Für die Kündigung gilt der Grundsatz der Klarheit, d.h. der Beendigungswille und   -zeitpunkt müssen sich eindeutig, zumindest im Wege der Auslegung unter Zuhilfenahme von Gesetz, Tarifvertrag oder einzelvertraglicher Vereinbarung ergeben. Daraus folgt die grundsätzliche Bedingungsfeindlichkeit der Kündigung. Auch die Verbindung einer Kündigung mit einer unzulässigen (auflösenden) Bedingung führt zur Unwirksamkeit der Kündigung. Zulässig sind dagegen Kündigungen unter sog. Potestativbedingungen, weil es bei ihnen der Arbeitnehmer selbst in der Hand hat, ob er die Kündigung wirksam werden lässt oder nicht. Deshalb werden derartige Kündigungen allgemein als wirksam angesehen (LAG Köln 06.02.2002 NZA-RR 2003, 18). Kündigt der Arbeitgeber das Arbeitsverhältnis nicht nur außerordentlich fristlos, sondern zugleich hilfsweise ordentlich zum nächst zulässigen Termin, ist die ordentliche Kündigung weder in unzulässiger Weise bedingt noch zu unbestimmt (BAG 23.05.2013 EzA § 23 KSchG Nr. 39 = NZA 2013, 1197). Auch eine "hilfsweise" oder "vorsorglich" erklärte Kündigung drückt den Willen des Arbeitgebers aus, das Arbeitsverhältnis zu beenden. Der Zusatz "hilfsweise" oder "vorsorglich" macht lediglich deutlich, dass der Arbeitgeber sich in erster Linie auf einen anderen Beendigungstatbestand beruft, auf dessen Rechtswirkungen also nicht etwa verzichten will (BAG 12. Oktober 1954 - 2 AZR 36/53 - zu III der Gründe, BAGE 1, 110). Die "hilfsweise" oder "vorsorglich" erklärte Kündigung steht unter einer - zulässigen (BAG 3. April 2008 - 2 AZR 500/06 - Rn 22) - auflösenden Rechtsbedingung i.S.v. § 158 Abs. 2 BGB. Ihre Wirkung endigt, wenn feststeht, dass das Arbeitsverhältnis bereits zu einem früheren Zeitpunkt aufgelöst worden ist (ähnlich KR/Gribeling 10. Aufl. § 1 KSchG rn .169), BAG 23.05.2013 EzA § 23 KSchG Nr. 39 = NzA 2013, 1197). Eine normativ geregelte Ausnahme von der Bedingungsfeindlichkeit bildet die Änderungskündigung gem.- § 2 KSchG, weil der Kündigungsempfänger unmittelbar überblicken kann, ob die Kündigung wirksam wird oder nicht.

In Anwendung dieser Grundsätze kann entgegen der Auffassung des Beklagten nicht davon ausgegangen werden, dass vorliegend eine fristlose Arbeitnehmerkündigung gegeben ist und zur sofortigen Beendigung des Arbeitsverhältnisses geführt hat.

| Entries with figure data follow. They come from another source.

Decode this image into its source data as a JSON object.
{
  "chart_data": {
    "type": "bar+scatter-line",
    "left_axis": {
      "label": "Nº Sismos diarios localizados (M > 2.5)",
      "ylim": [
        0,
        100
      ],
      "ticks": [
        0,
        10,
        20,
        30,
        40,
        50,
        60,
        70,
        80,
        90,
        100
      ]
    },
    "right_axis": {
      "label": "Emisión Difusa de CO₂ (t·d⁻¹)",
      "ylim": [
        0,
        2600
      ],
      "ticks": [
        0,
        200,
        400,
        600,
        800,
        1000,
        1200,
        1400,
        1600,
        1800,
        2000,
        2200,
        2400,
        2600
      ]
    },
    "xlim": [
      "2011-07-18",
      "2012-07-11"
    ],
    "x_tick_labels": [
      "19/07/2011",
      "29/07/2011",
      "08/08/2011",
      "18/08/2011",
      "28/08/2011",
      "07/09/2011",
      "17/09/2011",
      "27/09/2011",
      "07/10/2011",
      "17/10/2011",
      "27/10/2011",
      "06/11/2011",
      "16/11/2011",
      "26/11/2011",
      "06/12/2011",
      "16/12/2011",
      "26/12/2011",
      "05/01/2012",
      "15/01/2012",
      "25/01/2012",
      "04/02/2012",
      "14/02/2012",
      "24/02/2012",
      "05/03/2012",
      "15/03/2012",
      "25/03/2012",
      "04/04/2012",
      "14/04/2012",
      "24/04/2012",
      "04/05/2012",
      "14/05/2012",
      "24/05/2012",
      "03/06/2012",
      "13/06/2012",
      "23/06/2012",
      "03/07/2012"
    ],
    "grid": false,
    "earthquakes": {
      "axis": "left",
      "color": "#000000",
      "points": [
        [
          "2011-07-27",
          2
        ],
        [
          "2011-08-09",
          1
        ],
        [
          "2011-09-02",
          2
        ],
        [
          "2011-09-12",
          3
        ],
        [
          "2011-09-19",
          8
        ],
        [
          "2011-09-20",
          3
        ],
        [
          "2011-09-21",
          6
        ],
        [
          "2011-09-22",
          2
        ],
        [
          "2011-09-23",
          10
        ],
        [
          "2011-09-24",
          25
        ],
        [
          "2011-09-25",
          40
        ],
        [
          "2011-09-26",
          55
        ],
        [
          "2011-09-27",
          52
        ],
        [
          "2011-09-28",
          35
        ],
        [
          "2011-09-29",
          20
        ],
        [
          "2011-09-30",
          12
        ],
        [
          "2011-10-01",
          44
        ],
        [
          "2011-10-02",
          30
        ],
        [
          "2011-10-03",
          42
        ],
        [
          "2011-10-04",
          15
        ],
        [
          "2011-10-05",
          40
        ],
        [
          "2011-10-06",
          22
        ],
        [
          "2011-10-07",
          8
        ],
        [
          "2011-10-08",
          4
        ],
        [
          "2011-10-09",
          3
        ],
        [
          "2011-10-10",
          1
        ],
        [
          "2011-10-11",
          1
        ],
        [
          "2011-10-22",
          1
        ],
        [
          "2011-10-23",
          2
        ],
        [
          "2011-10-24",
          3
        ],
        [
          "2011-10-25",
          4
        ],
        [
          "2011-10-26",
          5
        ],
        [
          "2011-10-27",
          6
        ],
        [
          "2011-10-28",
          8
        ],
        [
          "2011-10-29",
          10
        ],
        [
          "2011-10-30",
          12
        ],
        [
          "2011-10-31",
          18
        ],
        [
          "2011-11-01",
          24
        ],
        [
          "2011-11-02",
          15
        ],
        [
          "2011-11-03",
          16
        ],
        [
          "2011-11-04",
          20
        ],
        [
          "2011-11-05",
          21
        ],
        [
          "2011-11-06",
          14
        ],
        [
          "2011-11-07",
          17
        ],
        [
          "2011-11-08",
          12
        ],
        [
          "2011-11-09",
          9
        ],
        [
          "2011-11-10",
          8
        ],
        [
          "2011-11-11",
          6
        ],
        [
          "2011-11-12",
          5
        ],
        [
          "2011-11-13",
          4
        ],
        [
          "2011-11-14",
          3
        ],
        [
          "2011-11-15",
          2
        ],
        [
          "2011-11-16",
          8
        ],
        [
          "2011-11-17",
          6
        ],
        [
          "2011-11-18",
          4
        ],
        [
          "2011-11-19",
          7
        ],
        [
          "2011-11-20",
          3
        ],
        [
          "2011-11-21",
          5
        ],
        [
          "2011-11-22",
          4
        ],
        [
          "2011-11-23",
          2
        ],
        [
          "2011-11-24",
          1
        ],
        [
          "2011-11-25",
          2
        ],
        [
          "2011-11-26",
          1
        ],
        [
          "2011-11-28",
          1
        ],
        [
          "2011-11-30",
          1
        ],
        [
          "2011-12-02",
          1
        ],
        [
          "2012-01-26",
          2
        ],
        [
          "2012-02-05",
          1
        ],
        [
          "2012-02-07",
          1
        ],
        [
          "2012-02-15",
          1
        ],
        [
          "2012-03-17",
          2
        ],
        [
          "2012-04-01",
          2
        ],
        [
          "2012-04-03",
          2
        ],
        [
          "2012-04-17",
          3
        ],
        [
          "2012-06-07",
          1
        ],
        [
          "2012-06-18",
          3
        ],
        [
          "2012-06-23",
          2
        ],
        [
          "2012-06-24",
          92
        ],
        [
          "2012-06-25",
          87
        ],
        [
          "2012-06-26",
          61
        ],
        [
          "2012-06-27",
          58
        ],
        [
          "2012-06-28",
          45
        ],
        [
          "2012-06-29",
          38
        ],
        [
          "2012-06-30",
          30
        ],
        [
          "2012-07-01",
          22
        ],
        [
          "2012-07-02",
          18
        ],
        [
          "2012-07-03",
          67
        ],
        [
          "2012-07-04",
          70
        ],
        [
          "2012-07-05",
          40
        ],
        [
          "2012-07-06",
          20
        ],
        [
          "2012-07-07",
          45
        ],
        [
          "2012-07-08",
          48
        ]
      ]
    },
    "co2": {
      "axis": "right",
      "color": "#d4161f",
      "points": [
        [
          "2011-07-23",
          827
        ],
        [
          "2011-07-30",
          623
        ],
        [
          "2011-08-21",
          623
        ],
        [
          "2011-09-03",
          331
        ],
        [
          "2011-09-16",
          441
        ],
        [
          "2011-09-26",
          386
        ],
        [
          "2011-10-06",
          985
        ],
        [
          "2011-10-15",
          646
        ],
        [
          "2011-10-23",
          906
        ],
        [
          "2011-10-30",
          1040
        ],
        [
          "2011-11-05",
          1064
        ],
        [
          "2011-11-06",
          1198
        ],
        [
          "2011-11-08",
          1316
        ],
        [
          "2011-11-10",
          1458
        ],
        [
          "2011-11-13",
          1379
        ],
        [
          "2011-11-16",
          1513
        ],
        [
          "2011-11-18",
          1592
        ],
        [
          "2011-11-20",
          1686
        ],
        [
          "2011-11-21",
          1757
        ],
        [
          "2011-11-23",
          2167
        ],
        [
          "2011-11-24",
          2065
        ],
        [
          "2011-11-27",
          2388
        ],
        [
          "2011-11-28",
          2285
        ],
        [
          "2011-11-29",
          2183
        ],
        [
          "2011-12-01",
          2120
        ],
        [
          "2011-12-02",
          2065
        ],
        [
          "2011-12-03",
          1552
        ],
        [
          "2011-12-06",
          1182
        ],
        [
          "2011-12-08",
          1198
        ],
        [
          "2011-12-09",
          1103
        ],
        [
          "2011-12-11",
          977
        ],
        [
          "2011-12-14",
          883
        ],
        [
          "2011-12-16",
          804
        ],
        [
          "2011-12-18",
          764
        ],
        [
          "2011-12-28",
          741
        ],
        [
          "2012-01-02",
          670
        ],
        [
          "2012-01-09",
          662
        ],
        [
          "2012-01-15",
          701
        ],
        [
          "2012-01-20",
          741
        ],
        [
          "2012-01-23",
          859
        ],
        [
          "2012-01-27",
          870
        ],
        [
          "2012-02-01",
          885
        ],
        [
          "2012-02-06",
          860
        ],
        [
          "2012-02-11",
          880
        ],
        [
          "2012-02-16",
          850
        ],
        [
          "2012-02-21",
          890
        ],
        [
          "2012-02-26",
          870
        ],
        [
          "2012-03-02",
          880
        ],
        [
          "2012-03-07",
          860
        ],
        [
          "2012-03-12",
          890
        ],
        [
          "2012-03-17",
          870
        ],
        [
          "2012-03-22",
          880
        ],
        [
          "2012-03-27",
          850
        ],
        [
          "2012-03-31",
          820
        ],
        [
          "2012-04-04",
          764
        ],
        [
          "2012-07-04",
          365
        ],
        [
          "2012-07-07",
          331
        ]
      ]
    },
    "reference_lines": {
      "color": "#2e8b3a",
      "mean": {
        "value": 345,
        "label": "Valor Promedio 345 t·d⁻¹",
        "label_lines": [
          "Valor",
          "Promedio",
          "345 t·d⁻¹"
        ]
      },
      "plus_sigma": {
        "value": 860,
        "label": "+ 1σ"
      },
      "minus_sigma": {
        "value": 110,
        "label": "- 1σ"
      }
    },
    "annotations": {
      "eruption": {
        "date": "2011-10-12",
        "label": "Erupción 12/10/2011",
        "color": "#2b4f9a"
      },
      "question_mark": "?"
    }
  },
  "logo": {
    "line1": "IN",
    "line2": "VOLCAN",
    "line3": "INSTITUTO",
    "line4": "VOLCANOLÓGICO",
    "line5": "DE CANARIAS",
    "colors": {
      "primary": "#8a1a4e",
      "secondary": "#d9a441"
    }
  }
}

Dem Schreiben lässt sich zwar entnehmen, dass die Klägerin eine sofortige ("fristlos") Änderung in dem zwischen den Parteien bestehenden Arbeitsverhältnis herbeizuführen wünscht. Der weitere Wortlaut spricht aber eindeutig dafür, dass es nur um die Leitungsfunktion der Klägerin geht, die diese zuletzt inne hatte. Der Wille, das Arbeitsverhältnis zu beenden, folgt daraus jedoch nicht. Insofern bestehen weder Anhaltspunkte dafür, dass eine außerordentliche und/oder ordentliche Beendigung des Arbeitsverhältnisses gewollt, noch dafür, dass eine außerordentliche und/oder ordentliche Änderungskündigung beabsichtigt war. Vom Empfängerhorizont her war aufgrund der schriftlichen Erklärung schlicht unklar, was gewollt war.

Vor diesem Hintergrund erweist sich die Klage als begründet.

Das Berufungsvorbringen des Beklagten rechtfertigt keine abweichende Beurteilung des hier maßgeblichen Lebenssachverhalts.

Denn es enthält keinerlei neue, nach Inhalt, Ort, Zeitpunkt und beteiligten Personen substantiierten Tatsachenbehauptungen, die zu einem anderen Ergebnis führen könnten. Gleiches gilt für etwaige Rechtsbehauptungen. Es macht lediglich - wenn auch aus Sicht des Beklagten verständlich - deutlich, dass der Beklagte mit dem vom Arbeitsgericht gefundenen Ergebnis der Beurteilung des hier maßgeblichen Streitgegenstandes nicht einverstanden ist, der die Kammer letztlich folgt.

Soweit der Beklagte im Berufungsverfahren insbesondere darauf abstellt, dass eine Kündigungserklärung hinreichend bestimmt und so deutlich sein muss, dass der Gekündigte Klarheit über die Auflösung des Arbeitsverhältnisses erhält, folgt die Kammer dem, wie dargelegt ausdrücklich. Allerdings besteht die Konsequenz entgegen der Auffassung der Beklagten nicht etwa darin, dass die Klägerin an einer gar nicht erklärten Kündigung festzuhalten ist, sondern darin, dass die Anforderungen an eine Kündigungserklärung schlicht nicht gegeben sind.

Nach alledem war die Berufung des Beklagten zurückzuweisen.

Die Kostenentscheidung folgt aus § 97 Abs. 1 ZPO.

Für eine Zulassung der Revision war nach Maßgabe der gesetzlichen Kriterien des § 72 ArbGG keine Veranlassung gegeben.